Ségolène MARTI – Discussion du texte de Radjou Soundaramourty « Une folie sans Autre »

Analyse Freudienne- Demi -journée 25 mai 2019

De la lecture de ton texte, j’ai choisi de développér 3 fils associatifs pour ouvrir le débat.

– Premier fil associatif : En quoi les attaques contre la Psychanalyse, contre l’essence du Psychanalyste avec un P majuscule, pour te suivre, sont- elles de l’ordre de la haine?
– Deuxième fil : Le discours capitaliste aurait-il sur les sujets des effets du registre de la psychose?
– Enfin, le fameux « burn-out » actuel est-il l’expression de la Haine qui se déploie dans le monde du travail (entre autre)?

1- La psychanalyse objet de Haine?
Tu nous dis : – que la haine s’adresse toujours à un grand Autre essentialisé et non au petit autre, au semblable.
– Que ce qui provoque la haine est un grand Autre total ou barré qui vient rappeler la barre qui opère sur le sujet là où il préfère croire à sa complétude, et faire fi de ses vérités indomptables.

Or, la Psychanalyse, le Psychanalyste soutiennent l’incomplétude, le manque, ce « il n’y a pas » ; ce « un plus un ne fait pas un ».

Et cela ne va pas dans l’air du temps :
– l’air du discours capitaliste, de l’ultra-libéralisme et de la toute Vérité scientifique. – l’air de l’homme augmenté, du tout possible, du No Limit, « ce que tu veux tu peux l’avoir » ; « ton rêve deviendra réalité, ça ne dépend que de toi ». Autant de citations qui foisonnent sur les sites internet et qui sont placardées sur tout objet de décoration et/ ou du quotidien;
– l’air des nouvelles thérapies pour le bien-être et l’accession au bonheur .L’air de la com-mu-ni-ca-tion, « Si ça ne va pas dans votre couple, apprenez à communiquer ». La communication ou la disparition du signifiant pour le signe ; la communication ou l’illusion que bien que soumis au langage, la pleine harmonie avec l’autre serait possible.
– la Psychanalyse n’est pas non plus dans l’air du temps de l ‘expertise scientifique qui fait Vérité. Les effets de la Psychanalyse ne se prouvent pas : pas d’études scientifiques cas-témoin, pas de résultats objectivables qui prouvent qu’elle est rentable, qu’elle fait du bien. La Psychanalyse s’éprouve  au un par un  et soutien la différence.

Donc la Psychanalyse, comme représentant de ce qui renvoie à notre incomplétude, au non RS , à l’Altérité absolue, vient décompléter ce grand Autre TOUT, ce grand Autre non barré auquel le monde capitalo-libéral veut croire  et ainsi suscite de la haine, d’où les attaques voire les tentatives d’extermination.

2- Mon deuxième fil associatif part de ce que tu dis de la haine dans la psychose et m’amène à tenter de formuler cette question à partir de ma pratique libérale : le système capitaliste aurait – il, sur certains sujets, des effets s’approchant de la psychose?

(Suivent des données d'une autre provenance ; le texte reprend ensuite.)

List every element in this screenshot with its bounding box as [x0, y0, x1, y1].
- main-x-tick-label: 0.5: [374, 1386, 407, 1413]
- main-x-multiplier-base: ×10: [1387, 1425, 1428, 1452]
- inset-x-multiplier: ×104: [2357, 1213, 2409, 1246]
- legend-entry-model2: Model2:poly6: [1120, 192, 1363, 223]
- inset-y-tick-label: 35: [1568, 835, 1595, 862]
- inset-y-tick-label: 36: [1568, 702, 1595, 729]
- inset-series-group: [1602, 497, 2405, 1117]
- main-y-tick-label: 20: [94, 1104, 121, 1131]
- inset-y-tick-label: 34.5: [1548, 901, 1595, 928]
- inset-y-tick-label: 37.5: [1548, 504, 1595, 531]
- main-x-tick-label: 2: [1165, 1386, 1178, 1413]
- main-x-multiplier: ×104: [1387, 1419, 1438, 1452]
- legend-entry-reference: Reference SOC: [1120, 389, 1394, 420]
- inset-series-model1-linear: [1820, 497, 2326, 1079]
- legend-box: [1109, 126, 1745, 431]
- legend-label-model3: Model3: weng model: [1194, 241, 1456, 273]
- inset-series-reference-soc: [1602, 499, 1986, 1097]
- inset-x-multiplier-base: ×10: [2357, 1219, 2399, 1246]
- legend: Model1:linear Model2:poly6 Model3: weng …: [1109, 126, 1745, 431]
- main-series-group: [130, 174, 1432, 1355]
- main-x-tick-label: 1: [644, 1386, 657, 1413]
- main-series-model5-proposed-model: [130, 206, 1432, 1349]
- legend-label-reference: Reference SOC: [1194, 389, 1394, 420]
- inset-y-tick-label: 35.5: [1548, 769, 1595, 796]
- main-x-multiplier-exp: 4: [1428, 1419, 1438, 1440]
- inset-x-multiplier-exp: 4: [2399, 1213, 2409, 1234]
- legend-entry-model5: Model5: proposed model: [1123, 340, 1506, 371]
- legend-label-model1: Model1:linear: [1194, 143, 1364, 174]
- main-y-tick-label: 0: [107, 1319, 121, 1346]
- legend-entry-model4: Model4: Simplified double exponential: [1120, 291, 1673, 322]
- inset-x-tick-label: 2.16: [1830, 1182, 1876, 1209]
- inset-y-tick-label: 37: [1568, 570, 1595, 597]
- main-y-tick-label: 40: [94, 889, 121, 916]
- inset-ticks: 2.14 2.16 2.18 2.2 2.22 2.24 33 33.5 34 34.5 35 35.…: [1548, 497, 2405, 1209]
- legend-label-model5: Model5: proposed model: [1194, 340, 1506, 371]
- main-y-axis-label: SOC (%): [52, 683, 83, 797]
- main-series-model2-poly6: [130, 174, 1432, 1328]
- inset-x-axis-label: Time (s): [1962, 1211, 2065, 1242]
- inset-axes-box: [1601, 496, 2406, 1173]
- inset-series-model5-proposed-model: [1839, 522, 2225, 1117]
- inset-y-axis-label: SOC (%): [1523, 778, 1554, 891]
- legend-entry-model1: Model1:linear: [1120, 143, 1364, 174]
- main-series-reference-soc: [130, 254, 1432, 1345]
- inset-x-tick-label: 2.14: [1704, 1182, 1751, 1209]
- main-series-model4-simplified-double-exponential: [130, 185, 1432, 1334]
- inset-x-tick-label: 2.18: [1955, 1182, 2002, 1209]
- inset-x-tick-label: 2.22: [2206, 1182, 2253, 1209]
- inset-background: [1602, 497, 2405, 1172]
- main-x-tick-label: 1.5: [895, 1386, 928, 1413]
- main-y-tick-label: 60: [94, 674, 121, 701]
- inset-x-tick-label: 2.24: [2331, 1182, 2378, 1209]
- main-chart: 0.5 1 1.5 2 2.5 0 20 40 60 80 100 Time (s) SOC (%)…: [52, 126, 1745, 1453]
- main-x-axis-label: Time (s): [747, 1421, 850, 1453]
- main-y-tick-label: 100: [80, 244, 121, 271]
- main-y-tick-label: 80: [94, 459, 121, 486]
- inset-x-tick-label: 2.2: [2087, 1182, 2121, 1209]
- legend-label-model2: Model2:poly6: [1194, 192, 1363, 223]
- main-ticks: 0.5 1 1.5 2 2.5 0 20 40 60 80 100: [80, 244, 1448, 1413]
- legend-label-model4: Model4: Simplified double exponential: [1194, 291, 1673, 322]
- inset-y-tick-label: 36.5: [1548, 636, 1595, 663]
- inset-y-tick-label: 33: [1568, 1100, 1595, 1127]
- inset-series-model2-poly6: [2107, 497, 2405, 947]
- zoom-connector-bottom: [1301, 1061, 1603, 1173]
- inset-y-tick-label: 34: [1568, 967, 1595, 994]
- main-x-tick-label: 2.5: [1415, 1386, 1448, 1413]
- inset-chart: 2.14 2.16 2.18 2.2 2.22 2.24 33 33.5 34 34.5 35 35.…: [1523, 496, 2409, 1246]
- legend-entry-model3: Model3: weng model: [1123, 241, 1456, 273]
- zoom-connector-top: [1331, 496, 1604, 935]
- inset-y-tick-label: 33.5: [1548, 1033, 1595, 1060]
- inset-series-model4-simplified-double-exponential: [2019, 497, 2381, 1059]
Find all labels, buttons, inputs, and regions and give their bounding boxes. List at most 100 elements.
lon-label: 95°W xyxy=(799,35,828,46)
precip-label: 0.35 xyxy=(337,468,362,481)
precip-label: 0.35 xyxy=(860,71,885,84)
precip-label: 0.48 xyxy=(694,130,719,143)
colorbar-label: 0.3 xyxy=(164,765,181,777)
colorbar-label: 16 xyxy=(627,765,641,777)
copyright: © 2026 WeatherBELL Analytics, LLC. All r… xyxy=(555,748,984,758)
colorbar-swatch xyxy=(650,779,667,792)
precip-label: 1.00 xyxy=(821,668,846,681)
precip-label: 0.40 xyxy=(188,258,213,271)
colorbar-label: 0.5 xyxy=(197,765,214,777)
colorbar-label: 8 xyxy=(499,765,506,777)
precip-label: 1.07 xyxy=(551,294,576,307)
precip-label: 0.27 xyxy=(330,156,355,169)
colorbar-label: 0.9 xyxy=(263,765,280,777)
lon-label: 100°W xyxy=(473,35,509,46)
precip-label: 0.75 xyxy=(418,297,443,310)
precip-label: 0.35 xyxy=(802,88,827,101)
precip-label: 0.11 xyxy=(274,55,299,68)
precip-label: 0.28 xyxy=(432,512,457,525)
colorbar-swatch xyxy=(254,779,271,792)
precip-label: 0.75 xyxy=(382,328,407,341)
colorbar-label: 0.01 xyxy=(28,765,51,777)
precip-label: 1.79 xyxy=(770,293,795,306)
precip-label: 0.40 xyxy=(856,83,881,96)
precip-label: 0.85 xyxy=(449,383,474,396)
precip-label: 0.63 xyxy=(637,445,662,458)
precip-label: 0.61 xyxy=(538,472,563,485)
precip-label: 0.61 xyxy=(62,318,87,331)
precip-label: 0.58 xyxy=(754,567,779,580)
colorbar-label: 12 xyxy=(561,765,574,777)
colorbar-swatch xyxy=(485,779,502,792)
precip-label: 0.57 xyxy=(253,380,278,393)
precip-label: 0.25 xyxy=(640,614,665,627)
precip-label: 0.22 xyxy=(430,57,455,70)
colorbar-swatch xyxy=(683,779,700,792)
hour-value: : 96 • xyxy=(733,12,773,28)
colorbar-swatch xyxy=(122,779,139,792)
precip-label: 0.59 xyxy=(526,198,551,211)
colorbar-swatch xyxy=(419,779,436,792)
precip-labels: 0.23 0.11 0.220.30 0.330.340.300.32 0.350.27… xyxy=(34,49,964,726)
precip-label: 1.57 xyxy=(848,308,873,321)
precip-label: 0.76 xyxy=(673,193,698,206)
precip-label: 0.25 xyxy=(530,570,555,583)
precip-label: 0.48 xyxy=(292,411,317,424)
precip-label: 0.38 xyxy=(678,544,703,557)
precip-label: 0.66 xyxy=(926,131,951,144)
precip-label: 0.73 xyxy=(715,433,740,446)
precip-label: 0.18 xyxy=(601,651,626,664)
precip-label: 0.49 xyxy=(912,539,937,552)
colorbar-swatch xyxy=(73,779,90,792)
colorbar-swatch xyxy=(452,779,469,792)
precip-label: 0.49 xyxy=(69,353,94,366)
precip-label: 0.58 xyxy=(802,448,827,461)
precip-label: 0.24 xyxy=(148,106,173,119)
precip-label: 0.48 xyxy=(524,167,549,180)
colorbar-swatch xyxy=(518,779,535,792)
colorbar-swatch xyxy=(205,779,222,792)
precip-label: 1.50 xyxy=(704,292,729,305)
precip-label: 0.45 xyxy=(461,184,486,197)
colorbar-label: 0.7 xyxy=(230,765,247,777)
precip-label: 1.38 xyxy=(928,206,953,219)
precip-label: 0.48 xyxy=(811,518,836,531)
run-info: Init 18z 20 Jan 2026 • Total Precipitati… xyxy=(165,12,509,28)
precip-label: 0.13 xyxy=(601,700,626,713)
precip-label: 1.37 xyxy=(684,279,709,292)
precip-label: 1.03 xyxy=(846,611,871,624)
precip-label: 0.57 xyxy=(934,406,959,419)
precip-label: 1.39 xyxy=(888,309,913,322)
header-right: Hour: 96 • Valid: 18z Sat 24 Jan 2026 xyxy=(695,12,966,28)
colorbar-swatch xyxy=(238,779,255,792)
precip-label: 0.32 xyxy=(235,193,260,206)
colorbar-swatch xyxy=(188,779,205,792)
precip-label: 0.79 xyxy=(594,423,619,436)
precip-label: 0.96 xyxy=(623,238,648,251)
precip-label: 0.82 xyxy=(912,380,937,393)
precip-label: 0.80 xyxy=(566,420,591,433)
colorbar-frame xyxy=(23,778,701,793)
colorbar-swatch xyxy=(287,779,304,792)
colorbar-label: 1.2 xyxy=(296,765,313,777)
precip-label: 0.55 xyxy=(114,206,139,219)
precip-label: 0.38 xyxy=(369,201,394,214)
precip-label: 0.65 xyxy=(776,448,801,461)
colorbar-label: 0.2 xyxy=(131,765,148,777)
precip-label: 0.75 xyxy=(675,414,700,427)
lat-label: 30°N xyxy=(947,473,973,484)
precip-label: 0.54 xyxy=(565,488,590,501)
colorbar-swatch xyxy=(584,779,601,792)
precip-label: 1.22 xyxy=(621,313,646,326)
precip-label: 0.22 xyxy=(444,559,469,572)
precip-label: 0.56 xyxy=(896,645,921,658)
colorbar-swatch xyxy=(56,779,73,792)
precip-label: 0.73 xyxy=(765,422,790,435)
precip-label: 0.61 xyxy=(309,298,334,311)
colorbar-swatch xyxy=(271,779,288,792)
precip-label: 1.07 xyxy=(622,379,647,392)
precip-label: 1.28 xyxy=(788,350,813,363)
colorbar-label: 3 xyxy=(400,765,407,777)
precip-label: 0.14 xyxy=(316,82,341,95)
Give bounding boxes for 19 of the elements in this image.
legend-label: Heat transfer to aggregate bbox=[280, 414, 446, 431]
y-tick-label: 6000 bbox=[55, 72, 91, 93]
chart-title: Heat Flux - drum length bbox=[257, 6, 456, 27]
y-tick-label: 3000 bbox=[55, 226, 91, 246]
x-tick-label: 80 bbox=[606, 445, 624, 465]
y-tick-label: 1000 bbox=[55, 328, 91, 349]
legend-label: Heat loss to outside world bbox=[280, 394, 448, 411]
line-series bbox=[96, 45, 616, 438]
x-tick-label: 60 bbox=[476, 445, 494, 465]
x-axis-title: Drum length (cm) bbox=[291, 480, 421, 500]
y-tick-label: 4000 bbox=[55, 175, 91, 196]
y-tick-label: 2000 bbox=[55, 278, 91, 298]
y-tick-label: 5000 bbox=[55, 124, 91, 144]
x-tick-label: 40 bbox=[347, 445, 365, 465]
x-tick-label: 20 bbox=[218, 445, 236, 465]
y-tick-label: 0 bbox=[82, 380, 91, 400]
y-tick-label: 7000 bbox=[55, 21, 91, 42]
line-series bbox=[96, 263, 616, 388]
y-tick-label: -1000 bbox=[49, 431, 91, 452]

Je reviens au discours du capitaliste (DC) de Lacan, qui est différent des 4 autres. Dans les 4 premiers discours, il y a une séparation radicale entre le sujet et son objet ; l’accès direct à son objet de complétude est impossible. Le DC, par contre, efface cet impossible. La complétude est apparemment atteignable. La possession de l’objet comme production devient possible.
Dans ce système, il me semble que l’individu soit entièrement responsable de son rapport au monde. Chacun est libre d’entreprendre ce que bon lui semble et ce sont les lois du marché qui font régulation ; c’est à dire qu’ici, nous ne sommes plus du côté de la castration dont la fonction est de réguler la jouissance et de poser un interdit dans le registre symbolique. Ici la jouissance est sans limite, ce qui est mortifère.
En excluant toute limite, et tiers symbolique ; en créant le chacun pour soi, en voulant effacer la différence, en considérant que toute autorité vient empêcher de jouir et relève d’un autoritarisme totalitaire qui persécute, est-ce que le système capitaliste s’apparente à ce qui fait le lit de la psychose ? A savoir, pas de tiers ou rejet du tiers qui viendrait décompléter le grand Autre totalisant ; « exit » ce tiers qui vient faire coupure, séparation et qui ouvre la voie du symbolique.

En écoutant des patients qui viennent consulter pour « Burn-out », j’entends quelque chose des effets d’un management animé par la jouissance et avec lequel l’autre devient souvent un empêcheur de jouir.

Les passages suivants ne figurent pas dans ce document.